20. The method of claim 17, further comprising the steps of quenching said cross-linked polymer prior to said combining step with a quenching agent in an amount sufficient to inactivate remaining active sites on said cross-linked polymer.

21. The method of claim 17, further comprising the steps of quenching said cross-linked polymer prior to said combining step with a quenching agent in an amount sufficient to inactivate remaining reactive sites on said cross-linked polymer and in an aqueous solution of volume not greater than the volume of water lost therefrom during said drying step.

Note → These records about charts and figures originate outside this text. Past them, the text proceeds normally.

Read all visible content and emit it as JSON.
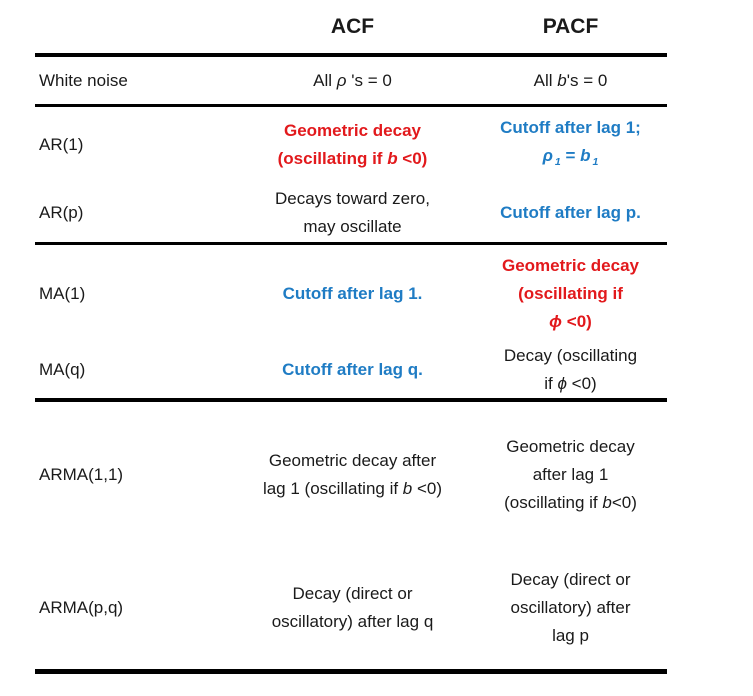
{
  "colors": {
    "red": "#e2191c",
    "blue": "#1f7cc4",
    "text": "#1a1a1a",
    "rule": "#000000"
  },
  "table": {
    "header": {
      "model": "",
      "acf": "ACF",
      "pacf": "PACF"
    },
    "rows": [
      {
        "label": "White noise",
        "acf": {
          "style": "plain",
          "lines": [
            [
              {
                "t": "All "
              },
              {
                "t": "ρ ",
                "i": true
              },
              {
                "t": "'s = 0"
              }
            ]
          ]
        },
        "pacf": {
          "style": "plain",
          "lines": [
            [
              {
                "t": "All "
              },
              {
                "t": "b",
                "i": true
              },
              {
                "t": "'s = 0"
              }
            ]
          ]
        }
      },
      {
        "label": "AR(1)",
        "acf": {
          "style": "red",
          "lines": [
            [
              {
                "t": "Geometric decay"
              }
            ],
            [
              {
                "t": "(oscillating if "
              },
              {
                "t": "b",
                "i": true
              },
              {
                "t": " <0)"
              }
            ]
          ]
        },
        "pacf": {
          "style": "blue",
          "lines": [
            [
              {
                "t": "Cutoff after lag 1;"
              }
            ],
            [
              {
                "t": "ρ",
                "i": true
              },
              {
                "t": "1",
                "sub": true,
                "i": true
              },
              {
                "t": " = "
              },
              {
                "t": "b",
                "i": true
              },
              {
                "t": "1",
                "sub": true,
                "i": true
              }
            ]
          ]
        }
      },
      {
        "label": "AR(p)",
        "acf": {
          "style": "plain",
          "lines": [
            [
              {
                "t": "Decays toward zero,"
              }
            ],
            [
              {
                "t": "may oscillate"
              }
            ]
          ]
        },
        "pacf": {
          "style": "blue",
          "lines": [
            [
              {
                "t": "Cutoff after lag p."
              }
            ]
          ]
        }
      },
      {
        "label": "MA(1)",
        "acf": {
          "style": "blue",
          "lines": [
            [
              {
                "t": "Cutoff after lag 1."
              }
            ]
          ]
        },
        "pacf": {
          "style": "red",
          "lines": [
            [
              {
                "t": "Geometric decay"
              }
            ],
            [
              {
                "t": "(oscillating if"
              }
            ],
            [
              {
                "t": "ϕ",
                "i": true
              },
              {
                "t": " <0)"
              }
            ]
          ]
        }
      },
      {
        "label": "MA(q)",
        "acf": {
          "style": "blue",
          "lines": [
            [
              {
                "t": "Cutoff after lag q."
              }
            ]
          ]
        },
        "pacf": {
          "style": "plain",
          "lines": [
            [
              {
                "t": "Decay (oscillating"
              }
            ],
            [
              {
                "t": "if "
              },
              {
                "t": "ϕ",
                "i": true
              },
              {
                "t": " <0)"
              }
            ]
          ]
        }
      },
      {
        "label": "ARMA(1,1)",
        "acf": {
          "style": "plain",
          "lines": [
            [
              {
                "t": "Geometric decay after"
              }
            ],
            [
              {
                "t": "lag 1 (oscillating if "
              },
              {
                "t": "b",
                "i": true
              },
              {
                "t": " <0)"
              }
            ]
          ]
        },
        "pacf": {
          "style": "plain",
          "lines": [
            [
              {
                "t": "Geometric decay"
              }
            ],
            [
              {
                "t": "after lag 1"
              }
            ],
            [
              {
                "t": "(oscillating if "
              },
              {
                "t": "b",
                "i": true
              },
              {
                "t": "<0)"
              }
            ]
          ]
        }
      },
      {
        "label": "ARMA(p,q)",
        "acf": {
          "style": "plain",
          "lines": [
            [
              {
                "t": "Decay (direct or"
              }
            ],
            [
              {
                "t": "oscillatory) after lag q"
              }
            ]
          ]
        },
        "pacf": {
          "style": "plain",
          "lines": [
            [
              {
                "t": "Decay (direct or"
              }
            ],
            [
              {
                "t": "oscillatory) after"
              }
            ],
            [
              {
                "t": "lag p"
              }
            ]
          ]
        }
      }
    ]
  }
}
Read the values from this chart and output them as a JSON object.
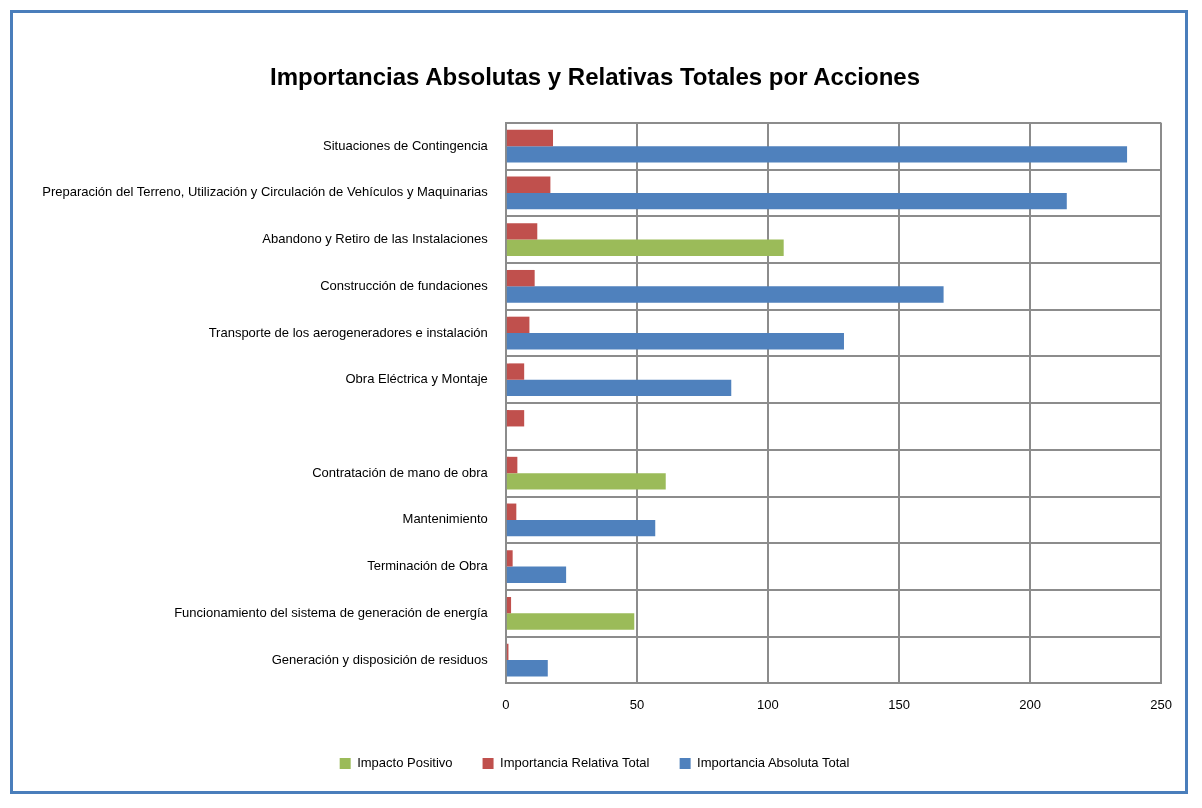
{
  "chart_data": {
    "type": "bar",
    "orientation": "horizontal",
    "title": "Importancias Absolutas y Relativas Totales por Acciones",
    "categories": [
      "Situaciones de Contingencia",
      "Preparación del Terreno, Utilización y Circulación de Vehículos y Maquinarias",
      "Abandono y Retiro de las Instalaciones",
      "Construcción de fundaciones",
      "Transporte de los aerogeneradores e instalación",
      "Obra Eléctrica y Montaje",
      null,
      "Contratación de mano de obra",
      "Mantenimiento",
      "Terminación de Obra",
      "Funcionamiento del sistema de generación de energía",
      "Generación y disposición de residuos"
    ],
    "series": [
      {
        "name": "Impacto Positivo",
        "color": "#9bbb59",
        "values": [
          null,
          null,
          106,
          null,
          null,
          null,
          null,
          61,
          null,
          null,
          49,
          null
        ]
      },
      {
        "name": "Importancia Relativa Total",
        "color": "#c0504d",
        "values": [
          18,
          17,
          12,
          11,
          9,
          7,
          7,
          4.4,
          4,
          2.6,
          2,
          1
        ]
      },
      {
        "name": "Importancia Absoluta Total",
        "color": "#4f81bd",
        "values": [
          237,
          214,
          null,
          167,
          129,
          86,
          null,
          null,
          57,
          23,
          null,
          16
        ]
      }
    ],
    "xlim": [
      0,
      250
    ],
    "xticks": [
      0,
      50,
      100,
      150,
      200,
      250
    ],
    "grid": true,
    "legend": "bottom"
  }
}
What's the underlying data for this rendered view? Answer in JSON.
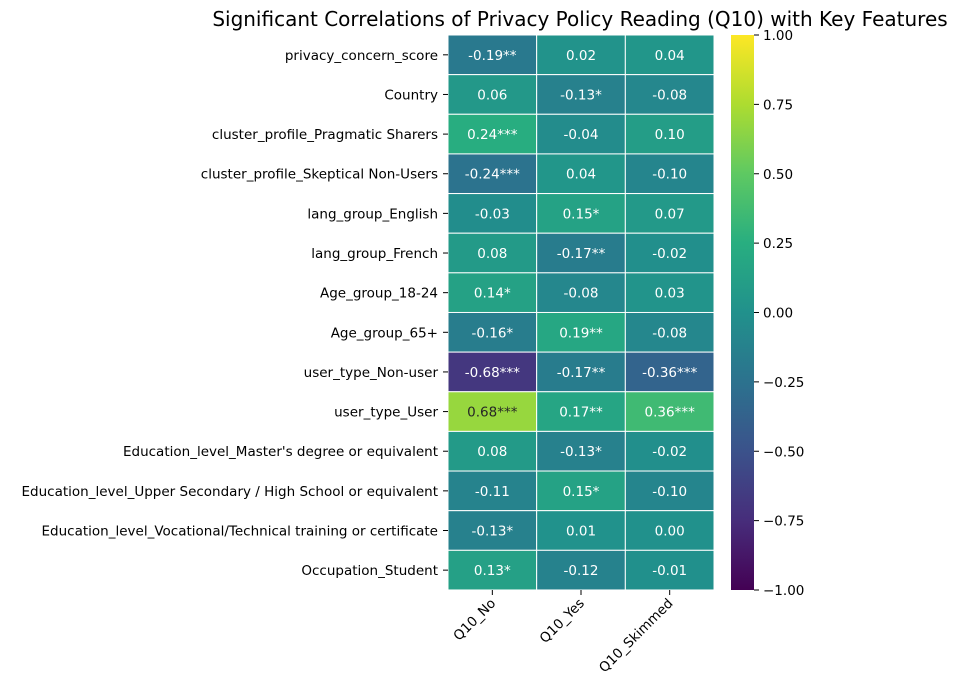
{
  "chart_data": {
    "type": "heatmap",
    "title": "Significant Correlations of Privacy Policy Reading (Q10) with Key Features",
    "xlabel": "",
    "ylabel": "",
    "columns": [
      "Q10_No",
      "Q10_Yes",
      "Q10_Skimmed"
    ],
    "rows": [
      "privacy_concern_score",
      "Country",
      "cluster_profile_Pragmatic Sharers",
      "cluster_profile_Skeptical Non-Users",
      "lang_group_English",
      "lang_group_French",
      "Age_group_18-24",
      "Age_group_65+",
      "user_type_Non-user",
      "user_type_User",
      "Education_level_Master's degree or equivalent",
      "Education_level_Upper Secondary / High School or equivalent",
      "Education_level_Vocational/Technical training or certificate",
      "Occupation_Student"
    ],
    "values": [
      [
        -0.19,
        0.02,
        0.04
      ],
      [
        0.06,
        -0.13,
        -0.08
      ],
      [
        0.24,
        -0.04,
        0.1
      ],
      [
        -0.24,
        0.04,
        -0.1
      ],
      [
        -0.03,
        0.15,
        0.07
      ],
      [
        0.08,
        -0.17,
        -0.02
      ],
      [
        0.14,
        -0.08,
        0.03
      ],
      [
        -0.16,
        0.19,
        -0.08
      ],
      [
        -0.68,
        -0.17,
        -0.36
      ],
      [
        0.68,
        0.17,
        0.36
      ],
      [
        0.08,
        -0.13,
        -0.02
      ],
      [
        -0.11,
        0.15,
        -0.1
      ],
      [
        -0.13,
        0.01,
        0.0
      ],
      [
        0.13,
        -0.12,
        -0.01
      ]
    ],
    "annotations": [
      [
        "-0.19**",
        "0.02",
        "0.04"
      ],
      [
        "0.06",
        "-0.13*",
        "-0.08"
      ],
      [
        "0.24***",
        "-0.04",
        "0.10"
      ],
      [
        "-0.24***",
        "0.04",
        "-0.10"
      ],
      [
        "-0.03",
        "0.15*",
        "0.07"
      ],
      [
        "0.08",
        "-0.17**",
        "-0.02"
      ],
      [
        "0.14*",
        "-0.08",
        "0.03"
      ],
      [
        "-0.16*",
        "0.19**",
        "-0.08"
      ],
      [
        "-0.68***",
        "-0.17**",
        "-0.36***"
      ],
      [
        "0.68***",
        "0.17**",
        "0.36***"
      ],
      [
        "0.08",
        "-0.13*",
        "-0.02"
      ],
      [
        "-0.11",
        "0.15*",
        "-0.10"
      ],
      [
        "-0.13*",
        "0.01",
        "0.00"
      ],
      [
        "0.13*",
        "-0.12",
        "-0.01"
      ]
    ],
    "colormap": "viridis",
    "vmin": -1.0,
    "vmax": 1.0,
    "colorbar_ticks": [
      "1.00",
      "0.75",
      "0.50",
      "0.25",
      "0.00",
      "−0.25",
      "−0.50",
      "−0.75",
      "−1.00"
    ],
    "colorbar_tick_values": [
      1.0,
      0.75,
      0.5,
      0.25,
      0.0,
      -0.25,
      -0.5,
      -0.75,
      -1.0
    ]
  }
}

22. A kit useful for making a composition for delivering a compound of interest to a selected region in a subject, said kit comprising:

a first reagent, said first reagent produced by the process of cross-linking an elastin-like peptide to produce a cross-linked polymer thereof, and

a second reagent comprising said compound of interest non-covalently entrapped in said cross-linked polymer.

23. The kit of claim 22, wherein said cross-linked polymer is quenched to inactivate remaining reactive sites thereon.

24. The method of claim 1 where the resulting crosslinked bioelastomer exhibits a phase transitioning behavior, as does the uncrosslinked native bioelastomer.

25. The method of claim 1 where the phase transitioning behavior of said crosslinked bioelastomer is reversible and repeatable.

26. The method of claim 1 where the composition has a viscosity suitable for injection or delivery through a syringe.